Earlier this week I spent a day in the comfortable surroundings of the Library of Congress Music Division reading room pouring over dozens of letters written between composers that I either know personally or have known in the past.  The sample of hand-written and carbon-copied typed communications I accessed were revealing, sometimes technical, occasionally touching, and quite often profound.  From a perspective of an eagle's eye looking down, the totality of the LOC collection certainly sheds light upon the far-reaching scope of the inter-connectedness of working composers, the intricate network of their professional and personal associations, and a consistent theme of mutual support seemingly directed towards achieving an elusive yet shared collective objective.
 
I still have flashbacks of my four decades of living in Boston, and the dynamic network of established composers and their aspiring students who resided there.  But, as we know all too well, the passage of time degrades and erodes the institutional memory of the collective consciousness. The totality of these connections has shifted and evolved, especially when we consider that the subject at hand is "new" music.  Today it is a different cultural and musical space than it once was given how many composers have regrettably left the stage.
 
I recently compiled a list of Boston-area composers that I knew personally or professionally who have passed away.  The list of names totaled 33.  Sadly, and for the most part, their music is rarely performed today - if at all.  As Milton Babbitt once quipped (I paraphrase), "...the worst thing you can be is a dead American composer."

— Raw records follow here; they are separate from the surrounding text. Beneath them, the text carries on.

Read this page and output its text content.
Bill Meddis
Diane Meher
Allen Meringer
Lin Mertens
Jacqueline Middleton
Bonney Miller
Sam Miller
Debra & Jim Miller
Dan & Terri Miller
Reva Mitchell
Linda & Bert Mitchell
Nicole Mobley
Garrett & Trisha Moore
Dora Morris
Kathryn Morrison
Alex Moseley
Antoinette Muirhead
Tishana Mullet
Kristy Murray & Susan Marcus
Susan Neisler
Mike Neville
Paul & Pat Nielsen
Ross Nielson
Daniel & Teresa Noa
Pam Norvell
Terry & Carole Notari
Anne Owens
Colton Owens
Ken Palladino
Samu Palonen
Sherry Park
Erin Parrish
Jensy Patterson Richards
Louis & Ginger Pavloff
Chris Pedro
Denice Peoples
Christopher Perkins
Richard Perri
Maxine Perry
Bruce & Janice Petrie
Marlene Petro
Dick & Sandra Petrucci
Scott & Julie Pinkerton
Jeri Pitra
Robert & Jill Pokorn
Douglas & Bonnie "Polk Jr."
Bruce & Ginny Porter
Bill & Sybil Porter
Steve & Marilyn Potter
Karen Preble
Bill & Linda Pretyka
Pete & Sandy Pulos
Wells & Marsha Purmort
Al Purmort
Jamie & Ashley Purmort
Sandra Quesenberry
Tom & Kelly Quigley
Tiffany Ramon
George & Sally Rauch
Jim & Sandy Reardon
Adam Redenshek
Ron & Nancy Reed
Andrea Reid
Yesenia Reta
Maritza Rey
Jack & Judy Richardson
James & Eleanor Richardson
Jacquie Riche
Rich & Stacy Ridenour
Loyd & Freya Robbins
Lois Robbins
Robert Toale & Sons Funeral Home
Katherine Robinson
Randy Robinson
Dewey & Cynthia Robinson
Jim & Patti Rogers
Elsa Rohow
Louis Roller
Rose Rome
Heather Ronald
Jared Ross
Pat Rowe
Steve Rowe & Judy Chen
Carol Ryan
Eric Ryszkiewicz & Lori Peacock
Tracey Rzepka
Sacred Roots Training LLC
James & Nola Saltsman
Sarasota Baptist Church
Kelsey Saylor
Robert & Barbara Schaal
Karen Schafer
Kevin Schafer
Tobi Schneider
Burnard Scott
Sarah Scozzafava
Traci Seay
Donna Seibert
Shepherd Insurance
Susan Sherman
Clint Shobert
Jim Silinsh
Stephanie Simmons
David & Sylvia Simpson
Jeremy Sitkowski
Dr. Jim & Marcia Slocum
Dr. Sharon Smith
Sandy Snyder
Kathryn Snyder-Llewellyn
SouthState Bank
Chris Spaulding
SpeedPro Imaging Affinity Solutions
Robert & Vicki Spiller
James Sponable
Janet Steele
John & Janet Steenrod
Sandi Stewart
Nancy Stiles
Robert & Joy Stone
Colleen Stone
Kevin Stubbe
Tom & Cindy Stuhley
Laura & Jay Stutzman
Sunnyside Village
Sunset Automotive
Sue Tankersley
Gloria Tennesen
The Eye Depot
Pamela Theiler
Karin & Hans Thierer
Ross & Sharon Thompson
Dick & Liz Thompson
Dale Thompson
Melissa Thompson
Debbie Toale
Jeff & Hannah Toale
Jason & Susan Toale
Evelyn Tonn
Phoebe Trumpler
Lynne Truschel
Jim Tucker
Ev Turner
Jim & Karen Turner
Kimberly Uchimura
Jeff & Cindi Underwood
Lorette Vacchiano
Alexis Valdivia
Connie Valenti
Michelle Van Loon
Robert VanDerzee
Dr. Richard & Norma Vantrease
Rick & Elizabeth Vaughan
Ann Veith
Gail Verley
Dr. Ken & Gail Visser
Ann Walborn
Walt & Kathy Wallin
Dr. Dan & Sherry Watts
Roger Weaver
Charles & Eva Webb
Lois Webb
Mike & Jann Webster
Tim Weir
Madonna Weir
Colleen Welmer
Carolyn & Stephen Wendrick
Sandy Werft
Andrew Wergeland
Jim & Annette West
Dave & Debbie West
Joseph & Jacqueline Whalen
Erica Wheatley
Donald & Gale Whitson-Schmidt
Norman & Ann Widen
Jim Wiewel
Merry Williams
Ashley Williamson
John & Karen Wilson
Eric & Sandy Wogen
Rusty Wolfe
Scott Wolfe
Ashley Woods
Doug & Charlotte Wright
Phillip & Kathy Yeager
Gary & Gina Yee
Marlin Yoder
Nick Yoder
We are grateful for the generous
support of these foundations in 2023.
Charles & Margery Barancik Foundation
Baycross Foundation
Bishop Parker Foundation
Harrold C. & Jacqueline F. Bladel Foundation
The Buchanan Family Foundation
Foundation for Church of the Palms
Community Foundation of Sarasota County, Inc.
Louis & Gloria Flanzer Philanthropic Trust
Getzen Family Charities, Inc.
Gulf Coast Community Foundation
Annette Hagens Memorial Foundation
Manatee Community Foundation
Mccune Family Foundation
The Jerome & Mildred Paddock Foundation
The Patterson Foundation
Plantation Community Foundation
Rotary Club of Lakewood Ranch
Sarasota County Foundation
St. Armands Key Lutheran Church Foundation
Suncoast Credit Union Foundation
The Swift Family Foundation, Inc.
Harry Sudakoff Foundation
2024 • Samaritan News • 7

It is my hope that in the future when alien cultural anthropologists travel to earth and study our civilization, that the little green musicologists among them will decipher the LOC Music Division special collections and find a glimmer of hope in the vast body of hard and soft information about American composers so meticulously housed and cared for by that noble institution. They will learn that human composers (particularly from Boston) were not merely obsessed eccentrics working in relative isolation composing music that few of their species could or would understand. These highly intelligent alien researchers will follow the myriad pathways of learning, compassionate sharing of ideas, and the new and radical models of musical hearing that extended out well beyond the printed score and audio recordings of the work they left behind.  They will realize (and perhaps comprehend better than us) that beneath the paper trail of a small and elite group of deceased Boston-area composers from the late 20th and early 21st centuries are tangible indications that they did their best to advance and extend the definition of concert music far beyond the status quo of their time.